Kim Gordon whisper-sings in the song Shadow of a Doubt:

Met a stranger on a train
He bumped right into me
I swear I didn't mean it
I swear it wasn't meant to be
Must a been a dream
From a thousand years ago

Sigrid Weigel writes: "poetic work are perhaps the only form in which the expressionless power of the sacred can actually assume a nonviolent image."

In a way, I didn’t mind the silence. Again, my fear of dislodging things, which I’ve also referred to as “disrupting the universe,” is least troublesome when I’m alone, not out, continuing stories, relating. And there’s something to be said about a pause being an action too, that water is always moving somewhere.




The French art critic Catherine Millet, in her second set of memoirs called Jealousy: The Other Life of Catherine M., recounts her green eyed issues with her non-monogamous partner Jacques which start when he asks her “to fetch something from his desk,” and she stumbles across an image of a young, pregnant woman who has photographed herself naked in front of a mirror with her legs spread.

Catherine puts this photograph in her pocket, taking it out for examination at regular intervals throughout the day to enter pain. As days and subsequent discoveries wear on, she steals different objects and switches the new for the old, never without one. Of these pocketed items, she says, "Their sole function was to trigger total surrender to grief… sometimes when we wake up from a bad dream, we hesitate before opening our eyes, not out of fear that the dream will continue, but on the contrary, out of fear of leaving it, because deep down we are reluctant to leave the cocoon in which suffering is held in check."

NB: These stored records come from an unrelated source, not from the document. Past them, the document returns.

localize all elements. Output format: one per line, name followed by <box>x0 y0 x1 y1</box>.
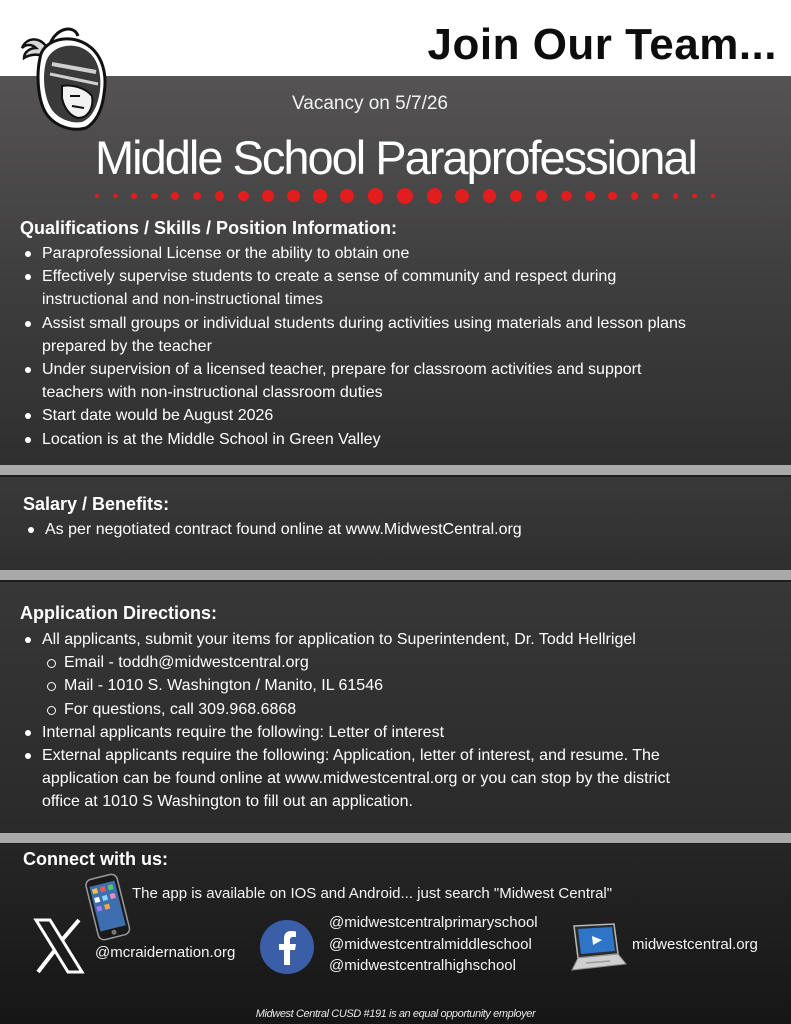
vacancy-date: Vacancy on 5/7/26 <box>292 93 448 114</box>
app-availability-text: The app is available on IOS and Android... just search "Midwest Central" <box>132 885 613 902</box>
application-heading: Application Directions: <box>20 603 218 623</box>
decorative-dot <box>113 194 118 199</box>
list-item: Assist small groups or individual students during activities using materials and lesson plans prepared by the teacher <box>20 312 740 358</box>
decorative-dot <box>455 189 469 203</box>
decorative-dot <box>193 192 202 201</box>
list-item: Paraprofessional License or the ability to obtain one <box>20 242 740 265</box>
decorative-dot <box>536 190 547 201</box>
facebook-page-primary[interactable]: @midwestcentralprimaryschool <box>329 914 538 931</box>
decorative-dot <box>510 190 522 202</box>
decorative-dot <box>711 194 715 198</box>
decorative-dot <box>368 188 383 203</box>
phone-icon <box>80 872 136 944</box>
facebook-icon[interactable] <box>259 919 315 975</box>
application-list <box>20 628 720 814</box>
decorative-dot <box>427 188 442 203</box>
x-handle[interactable]: @mcraidernation.org <box>95 944 236 961</box>
salary-heading: Salary / Benefits: <box>23 494 170 514</box>
website-link[interactable]: midwestcentral.org <box>632 936 758 953</box>
decorative-dot <box>673 193 679 199</box>
decorative-dot <box>340 189 354 203</box>
list-item: Location is at the Middle School in Green Valley <box>20 428 740 451</box>
list-item: Under supervision of a licensed teacher, prepare for classroom activities and support teachers with non-instructional classroom duties <box>20 358 700 404</box>
facebook-page-high[interactable]: @midwestcentralhighschool <box>329 957 516 974</box>
decorative-dot <box>585 191 595 201</box>
decorative-dot <box>151 193 158 200</box>
section-divider <box>0 833 791 843</box>
decorative-dot <box>313 189 326 202</box>
decorative-dot <box>215 191 225 201</box>
qualifications-heading: Qualifications / Skills / Position Information: <box>20 218 398 238</box>
list-item: Effectively supervise students to create a sense of community and respect during instructional and non-instructional times <box>20 265 680 311</box>
decorative-dot <box>631 192 639 200</box>
decorative-dot <box>652 193 659 200</box>
knight-helmet-logo-icon <box>16 14 116 136</box>
list-item: Start date would be August 2026 <box>20 404 740 427</box>
section-divider <box>0 465 791 475</box>
qualifications-list <box>20 242 740 451</box>
salary-list <box>23 518 743 541</box>
decorative-dot <box>561 191 571 201</box>
laptop-icon <box>562 918 628 974</box>
job-title: Middle School Paraprofessional <box>95 131 696 184</box>
list-item: External applicants require the following: Application, letter of interest, and resume. The application can be found online at www.midwestcentral.org or you can stop by the district office at 1010 S Washington to fill out an application. <box>20 744 710 814</box>
decorative-dot <box>483 189 496 202</box>
decorative-dot <box>287 190 299 202</box>
list-item: Internal applicants require the following: Letter of interest <box>20 721 720 744</box>
mail-contact: Mail - 1010 S. Washington / Manito, IL 61546 <box>20 674 720 697</box>
facebook-page-middle[interactable]: @midwestcentralmiddleschool <box>329 935 532 953</box>
page-headline: Join Our Team... <box>427 20 777 69</box>
decorative-dot-divider <box>95 186 715 206</box>
decorative-dot <box>692 194 697 199</box>
facebook-pages <box>329 912 538 977</box>
list-item: All applicants, submit your items for application to Superintendent, Dr. Todd Hellrigel <box>20 628 720 651</box>
email-contact: Email - toddh@midwestcentral.org <box>20 651 720 674</box>
connect-heading: Connect with us: <box>23 849 168 869</box>
decorative-dot <box>608 192 617 201</box>
decorative-dot <box>262 190 273 201</box>
x-logo-icon <box>32 918 86 974</box>
section-divider <box>0 570 791 580</box>
list-item: As per negotiated contract found online at www.MidwestCentral.org <box>23 518 743 541</box>
phone-contact: For questions, call 309.968.6868 <box>20 698 720 721</box>
decorative-dot <box>131 193 137 199</box>
footer-equal-opportunity: Midwest Central CUSD #191 is an equal opportunity employer <box>255 1008 536 1020</box>
decorative-dot <box>171 192 179 200</box>
decorative-dot <box>397 188 413 204</box>
decorative-dot <box>238 191 248 201</box>
decorative-dot <box>95 194 99 198</box>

The pocket objects provided a definitive border between paralysis and carrying on. She creates for herself this dark luxury; the choice to access or refrain. Part of me thinks that considering it a choice means actually being completely suspended from the reality of the situation, objects or not, the pain a kind of holiday, but maybe it’s best assessed as a notice that jealousy itself is an animal problem, something not encoded in a sole meaning structure but rather embraced. The concept of masochism is flashing around in my head but I can't bring myself to say it because it seems like a gross dismissal of what she, and I suppose I, chose to put myself through by returning to the bathroom. It seems less like a fetish for the pain that longing brings and more like a realization that a physical thing can be used to tap or untap pain that is relative to a much larger spectrum. A talisman, I guess, for saturation.

Back to Nora. “At times she would get up and walk, to make something in her life outside more quickly over, to bring Robin back by the very velocity of the beating heart,” like Harry Dean Stanton’s character in Paris, Texas, walking and mute, putting his body methodically through the incomprehensible division between a love once had and lost, with absolutely nothing to say, everything on pause, dislodging nothing.




“And walking in vain, suddenly [Nora] would sit down on one end of the circus chairs that stood by the long window overlooking the garden, bend forward, putting her hands between her legs, and begin to cry, ‘Oh, God! Oh, God! Oh, God!’ repeated so often that it had the effect of all words spoken in vain.”